Metabolic and Metabo-Clinical Signatures of Type 2 Diabetes, Obesity, Retinopathy, and Dyslipidemia.

Overview

Macro- and microvascular complications of type 2 diabetes (T2D), obesity, and dyslipidemia share common metabolic pathways. In this study, using a total of 1,300 metabolites from 996 Qatari adults (57% with T2D) and 1,159 metabolites from an independent cohort of 2,618 individuals from the Qatar BioBank (11% with T2D), we identified 373 metabolites associated with T2D, obesity, retinopathy, dyslipidemia, and lipoprotein levels, 161 of which were novel.

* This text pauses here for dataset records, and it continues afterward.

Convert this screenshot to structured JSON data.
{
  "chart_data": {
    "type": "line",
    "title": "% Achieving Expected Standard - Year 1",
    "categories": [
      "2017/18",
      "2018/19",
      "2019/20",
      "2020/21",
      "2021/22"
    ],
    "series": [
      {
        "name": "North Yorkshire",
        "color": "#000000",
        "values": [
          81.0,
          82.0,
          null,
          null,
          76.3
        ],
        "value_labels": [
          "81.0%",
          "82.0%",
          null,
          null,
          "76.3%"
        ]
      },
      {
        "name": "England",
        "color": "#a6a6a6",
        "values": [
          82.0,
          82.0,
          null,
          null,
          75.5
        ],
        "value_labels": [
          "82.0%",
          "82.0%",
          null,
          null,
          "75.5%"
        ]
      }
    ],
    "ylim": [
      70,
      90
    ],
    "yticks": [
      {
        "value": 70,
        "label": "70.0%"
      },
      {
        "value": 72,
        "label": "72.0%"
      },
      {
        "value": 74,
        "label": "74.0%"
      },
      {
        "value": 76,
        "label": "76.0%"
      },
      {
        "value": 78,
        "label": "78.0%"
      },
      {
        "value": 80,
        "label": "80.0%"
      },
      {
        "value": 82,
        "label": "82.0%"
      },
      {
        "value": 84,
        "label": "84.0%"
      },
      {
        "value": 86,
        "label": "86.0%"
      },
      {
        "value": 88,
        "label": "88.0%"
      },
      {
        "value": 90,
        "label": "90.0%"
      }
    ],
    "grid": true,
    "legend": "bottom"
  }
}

Novel metabolites included phospholipids, sphingolipids, lysolipids, fatty acids, dipeptides, and metabolites of the urea cycle and xanthine, steroid, and glutathione metabolism. The identified metabolites enrich pathways of oxidative stress, lipotoxicity, glucotoxicity, and proteolysis. Second, we identified 15 patterns we defined as "metabo-clinical signatures." These are clusters of patients with T2D who group together based on metabolite levels and reveal the same clustering in two or more clinical variables (obesity, LDL, HDL, triglycerides, and retinopathy). These signatures revealed metabolic pathways associated with different clinical patterns and identified patients with extreme (very high/low) clinical variables associated with extreme metabolite levels in specific pathways. Among our novel findings are the role of N-acetylmethionine in retinopathy in conjunction with dyslipidemia and the possible roles of N-acetylvaline and pyroglutamine in association with high cholesterol levels and kidney function.